The backdrop for this thrilling Argentinean film noir is the appalling injury rate and loss of life through road accidents there every year. And inevitably where there’s an accident there’s a claim to be made, and people to exploit. Carancho shows that the corruption which has grown up around this claims industry has spread its dark tentacles into the legal profession, the police, and even the doctors who are meant to care for the victims and their families.
It’s extremely well made, with the muted brownish palette reflecting well the murky dealings of all those involved. Ricardo Darin, who must have one of the most attractive and lived in faces around, and last delighted in the wonderful Oscar winning The Secret in their Eyes, is perfect as Sosa, the lawyer who has lost his licence and gone over to the dark side. He is working for an extremely disreputable company whose business plan is to cream most of the compensation from the victims, and to go to any lengths to achieve it.
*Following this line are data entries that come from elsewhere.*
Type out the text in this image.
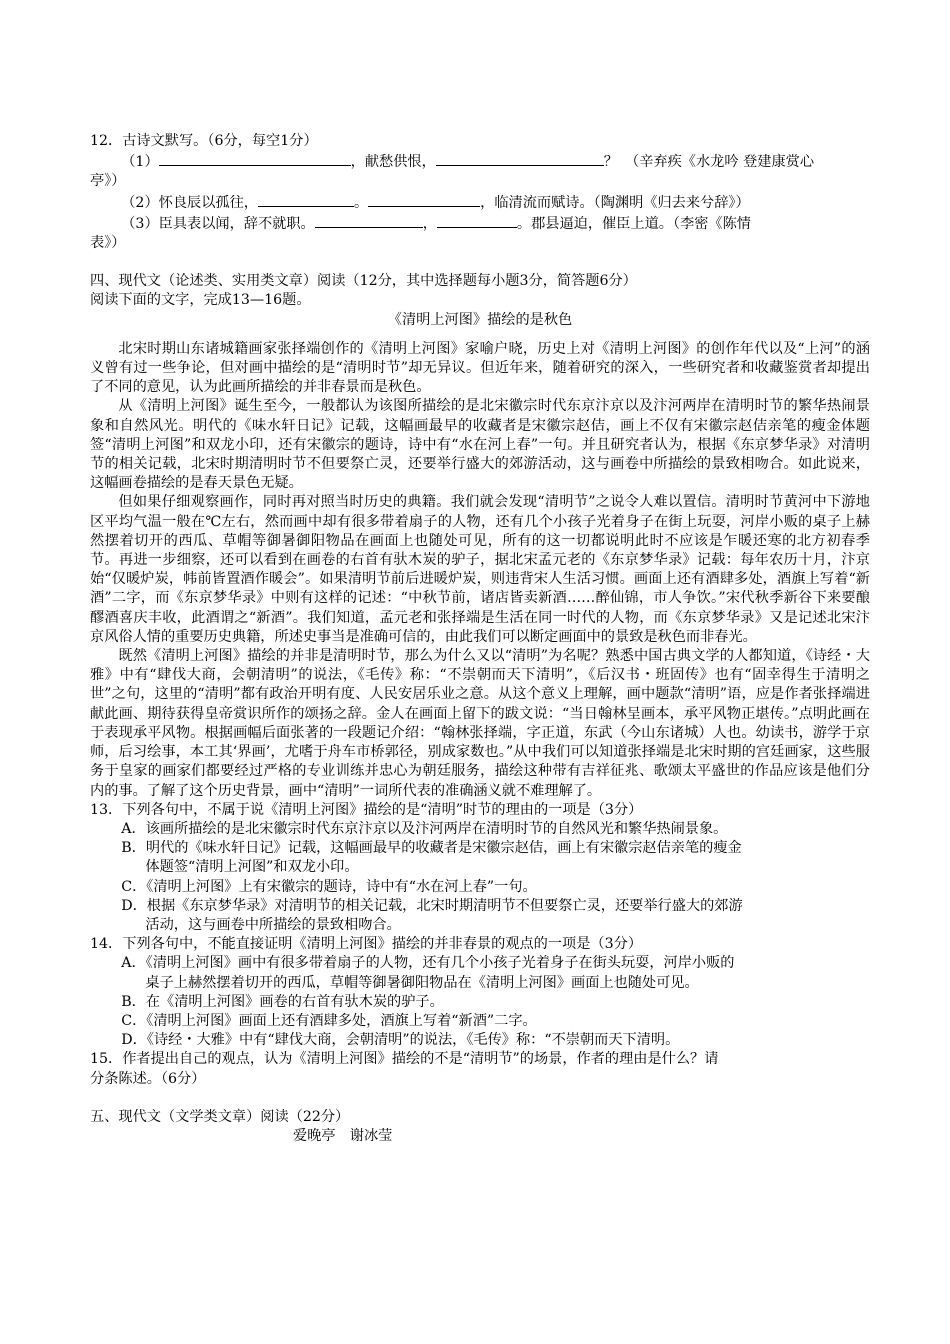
12．古诗文默写。（6分，每空1分）
（1）	，献愁供恨，	？　（辛弃疾《水龙吟 登建康赏心
亭》）
（2）怀良辰以孤往，	。	，临清流而赋诗。（陶渊明《归去来兮辞》）
（3）臣具表以闻，辞不就职。	，	。郡县逼迫，催臣上道。（李密《陈情
表》）
四、现代文（论述类、实用类文章）阅读（12分，其中选择题每小题3分，简答题6分）
阅读下面的文字，完成13—16题。
《清明上河图》描绘的是秋色

北宋时期山东诸城籍画家张择端创作的《清明上河图》家喻户晓，历史上对《清明上河图》的创作年代以及“上河”的涵义曾有过一些争论，但对画中描绘的是“清明时节”却无异议。但近年来，随着研究的深入，一些研究者和收藏鉴赏者却提出了不同的意见，认为此画所描绘的并非春景而是秋色。

从《清明上河图》诞生至今，一般都认为该图所描绘的是北宋徽宗时代东京汴京以及汴河两岸在清明时节的繁华热闹景象和自然风光。明代的《味水轩日记》记载，这幅画最早的收藏者是宋徽宗赵佶，画上不仅有宋徽宗赵佶亲笔的瘦金体题签“清明上河图”和双龙小印，还有宋徽宗的题诗，诗中有“水在河上春”一句。并且研究者认为，根据《东京梦华录》对清明节的相关记载，北宋时期清明时节不但要祭亡灵，还要举行盛大的郊游活动，这与画卷中所描绘的景致相吻合。如此说来，这幅画卷描绘的是春天景色无疑。

但如果仔细观察画作，同时再对照当时历史的典籍。我们就会发现“清明节”之说令人难以置信。清明时节黄河中下游地区平均气温一般在℃左右，然而画中却有很多带着扇子的人物，还有几个小孩子光着身子在街上玩耍，河岸小贩的桌子上赫然摆着切开的西瓜、草帽等御暑御阳物品在画面上也随处可见，所有的这一切都说明此时不应该是乍暖还寒的北方初春季节。再进一步细察，还可以看到在画卷的右首有驮木炭的驴子，据北宋孟元老的《东京梦华录》记载：每年农历十月，汴京始“仅暖炉炭，帏前皆置酒作暖会”。如果清明节前后进暖炉炭，则违背宋人生活习惯。画面上还有酒肆多处，酒旗上写着“新酒”二字，而《东京梦华录》中则有这样的记述：“中秋节前，诸店皆卖新酒……醉仙锦，市人争饮。”宋代秋季新谷下来要酿醪酒喜庆丰收，此酒谓之“新酒”。我们知道，孟元老和张择端是生活在同一时代的人物，而《东京梦华录》又是记述北宋汴京风俗人情的重要历史典籍，所述史事当是准确可信的，由此我们可以断定画面中的景致是秋色而非春光。

既然《清明上河图》描绘的并非是清明时节，那么为什么又以“清明”为名呢？熟悉中国古典文学的人都知道，《诗经・大雅》中有“肆伐大商，会朝清明”的说法，《毛传》称：“不崇朝而天下清明”，《后汉书・班固传》也有“固幸得生于清明之世”之句，这里的“清明”都有政治开明有度、人民安居乐业之意。从这个意义上理解，画中题款“清明”语，应是作者张择端进献此画、期待获得皇帝赏识所作的颂扬之辞。金人在画面上留下的跋文说：“当日翰林呈画本，承平风物正堪传。”点明此画在于表现承平风物。根据画幅后面张著的一段题记介绍：“翰林张择端，字正道，东武（今山东诸城）人也。幼读书，游学于京师，后习绘事，本工其‘界画’，尤嗜于舟车市桥郭径，别成家数也。”从中我们可以知道张择端是北宋时期的宫廷画家，这些服务于皇家的画家们都要经过严格的专业训练并忠心为朝廷服务，描绘这种带有吉祥征兆、歌颂太平盛世的作品应该是他们分内的事。了解了这个历史背景，画中“清明”一词所代表的准确涵义就不难理解了。

13．下列各句中，不属于说《清明上河图》描绘的是“清明”时节的理由的一项是（3分）
A．该画所描绘的是北宋徽宗时代东京汴京以及汴河两岸在清明时节的自然风光和繁华热闹景象。
B．明代的《味水轩日记》记载，这幅画最早的收藏者是宋徽宗赵佶，画上有宋徽宗赵佶亲笔的瘦金
体题签“清明上河图”和双龙小印。
C．《清明上河图》上有宋徽宗的题诗，诗中有“水在河上春”一句。
D．根据《东京梦华录》对清明节的相关记载，北宋时期清明节不但要祭亡灵，还要举行盛大的郊游
活动，这与画卷中所描绘的景致相吻合。
14．下列各句中，不能直接证明《清明上河图》描绘的并非春景的观点的一项是（3分）
A．《清明上河图》画中有很多带着扇子的人物，还有几个小孩子光着身子在街头玩耍，河岸小贩的
桌子上赫然摆着切开的西瓜，草帽等御暑御阳物品在《清明上河图》画面上也随处可见。
B．在《清明上河图》画卷的右首有驮木炭的驴子。
C．《清明上河图》画面上还有酒肆多处，酒旗上写着“新酒”二字。
D．《诗经・大雅》中有“肆伐大商，会朝清明”的说法，《毛传》称：“不崇朝而天下清明。
15．作者提出自己的观点，认为《清明上河图》描绘的不是“清明节”的场景，作者的理由是什么？请
分条陈述。（6分）
五、现代文（文学类文章）阅读（22分）
爱晚亭　谢冰莹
Sosa finds himself spending his time chasing ambulances, participating in fake accidents, and getting beaten up for his trouble, so he is generally not in a great place.
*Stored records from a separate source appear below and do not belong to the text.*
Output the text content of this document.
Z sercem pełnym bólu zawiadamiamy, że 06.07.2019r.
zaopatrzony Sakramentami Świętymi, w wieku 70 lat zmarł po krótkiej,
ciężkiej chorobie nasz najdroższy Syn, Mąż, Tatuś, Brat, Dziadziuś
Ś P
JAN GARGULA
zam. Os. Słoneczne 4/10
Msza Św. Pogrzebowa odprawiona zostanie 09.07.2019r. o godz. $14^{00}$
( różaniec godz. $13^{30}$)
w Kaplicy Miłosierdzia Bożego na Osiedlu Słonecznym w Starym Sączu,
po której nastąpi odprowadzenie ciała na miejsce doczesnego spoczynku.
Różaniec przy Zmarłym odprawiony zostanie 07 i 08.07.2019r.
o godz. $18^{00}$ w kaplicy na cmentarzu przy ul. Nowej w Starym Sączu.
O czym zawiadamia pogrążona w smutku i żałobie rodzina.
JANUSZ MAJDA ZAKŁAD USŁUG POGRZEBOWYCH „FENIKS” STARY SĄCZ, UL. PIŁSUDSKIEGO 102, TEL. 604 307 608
On one assignation he happens to meet and fall for a young doctor, Luján, who works gruelling night shifts at the local hospital and is new in town.  Martina Gusmán is very convincing as the woman who slowly falls for the charms of Sosa, despite his black eyes and dubious work practices, and she is also the executive producer of the film, so clearly a talented woman in more ways than one.
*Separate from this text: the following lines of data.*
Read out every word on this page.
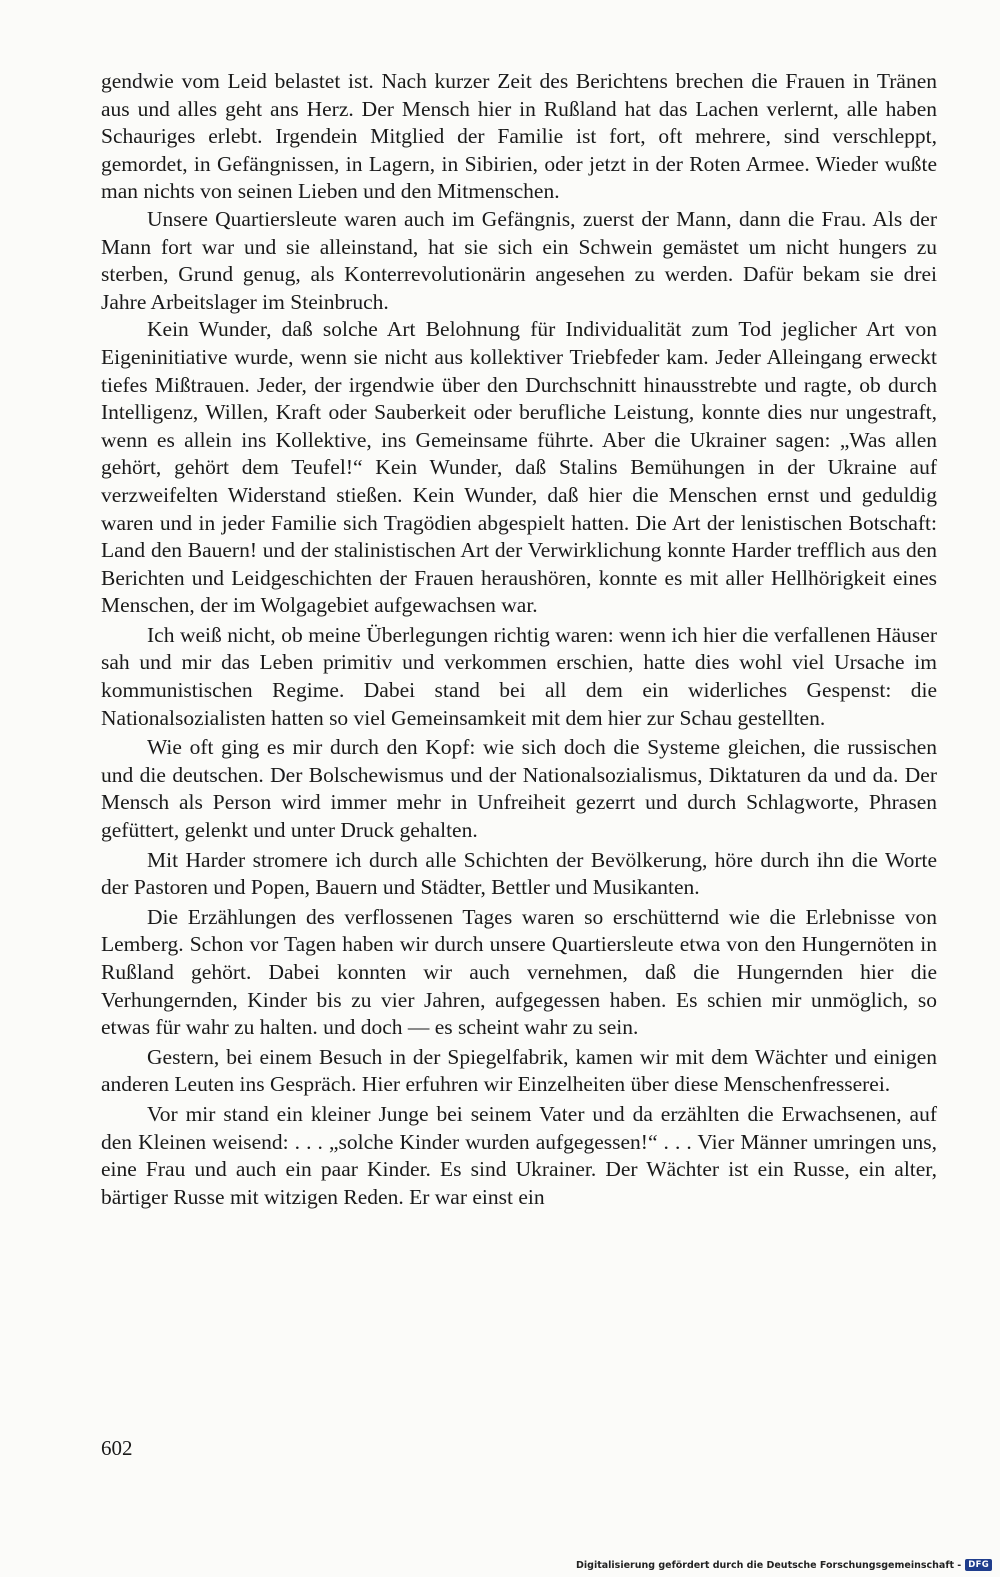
gendwie vom Leid belastet ist. Nach kurzer Zeit des Berichtens brechen die Frauen in Tränen aus und alles geht ans Herz. Der Mensch hier in Rußland hat das Lachen verlernt, alle haben Schauriges erlebt. Irgendein Mitglied der Familie ist fort, oft mehrere, sind verschleppt, gemordet, in Gefängnissen, in Lagern, in Sibirien, oder jetzt in der Roten Armee. Wieder wußte man nichts von seinen Lieben und den Mitmenschen.

Unsere Quartiersleute waren auch im Gefängnis, zuerst der Mann, dann die Frau. Als der Mann fort war und sie alleinstand, hat sie sich ein Schwein gemästet um nicht hungers zu sterben, Grund genug, als Konterrevolutionärin angesehen zu werden. Dafür bekam sie drei Jahre Arbeitslager im Steinbruch.

Kein Wunder, daß solche Art Belohnung für Individualität zum Tod jeglicher Art von Eigeninitiative wurde, wenn sie nicht aus kollektiver Triebfeder kam. Jeder Alleingang erweckt tiefes Mißtrauen. Jeder, der irgendwie über den Durchschnitt hinausstrebte und ragte, ob durch Intelligenz, Willen, Kraft oder Sauberkeit oder berufliche Leistung, konnte dies nur ungestraft, wenn es allein ins Kollektive, ins Gemeinsame führte. Aber die Ukrainer sagen: „Was allen gehört, gehört dem Teufel!“ Kein Wunder, daß Stalins Bemühungen in der Ukraine auf verzweifelten Widerstand stießen. Kein Wunder, daß hier die Menschen ernst und geduldig waren und in jeder Familie sich Tragödien abgespielt hatten. Die Art der lenistischen Botschaft: Land den Bauern! und der stalinistischen Art der Verwirklichung konnte Harder trefflich aus den Berichten und Leidgeschichten der Frauen heraushören, konnte es mit aller Hellhörigkeit eines Menschen, der im Wolgagebiet aufgewachsen war.

Ich weiß nicht, ob meine Überlegungen richtig waren: wenn ich hier die verfallenen Häuser sah und mir das Leben primitiv und verkommen erschien, hatte dies wohl viel Ursache im kommunistischen Regime. Dabei stand bei all dem ein widerliches Gespenst: die Nationalsozialisten hatten so viel Gemeinsamkeit mit dem hier zur Schau gestellten.

Wie oft ging es mir durch den Kopf: wie sich doch die Systeme gleichen, die russischen und die deutschen. Der Bolschewismus und der Nationalsozialismus, Diktaturen da und da. Der Mensch als Person wird immer mehr in Unfreiheit gezerrt und durch Schlagworte, Phrasen gefüttert, gelenkt und unter Druck gehalten.

Mit Harder stromere ich durch alle Schichten der Bevölkerung, höre durch ihn die Worte der Pastoren und Popen, Bauern und Städter, Bettler und Musikanten.

Die Erzählungen des verflossenen Tages waren so erschütternd wie die Erlebnisse von Lemberg. Schon vor Tagen haben wir durch unsere Quartiersleute etwa von den Hungernöten in Rußland gehört. Dabei konnten wir auch vernehmen, daß die Hungernden hier die Verhungernden, Kinder bis zu vier Jahren, aufgegessen haben. Es schien mir unmöglich, so etwas für wahr zu halten. und doch — es scheint wahr zu sein.

Gestern, bei einem Besuch in der Spiegelfabrik, kamen wir mit dem Wächter und einigen anderen Leuten ins Gespräch. Hier erfuhren wir Einzelheiten über diese Menschenfresserei.

Vor mir stand ein kleiner Junge bei seinem Vater und da erzählten die Erwachsenen, auf den Kleinen weisend: . . . „solche Kinder wurden aufgegessen!“ . . . Vier Männer umringen uns, eine Frau und auch ein paar Kinder. Es sind Ukrainer. Der Wächter ist ein Russe, ein alter, bärtiger Russe mit witzigen Reden. Er war einst ein

602
Digitalisierung gefördert durch die Deutsche Forschungsgemeinschaft - DFG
As romance blossoms Sosa decides to become a sort of Robin Hood figure, trying to give the families back their rightful cash, and planning his escape plan from his miserable life. I did have a slight problem with the grimy dealings of Sosa, and how Luján could fall for him in spite of them, but then she is given her own dark secret to compensate for his.

It’s a very pacey film, with lots of drama, violence and, inevitably, car crashes. The direction is smooth, the acting is slick, and the lead characters are likeable, despite their flaws. It’s not faultless, but it is a great film, and I really could watch Ricardo Darin for hours and not get bored.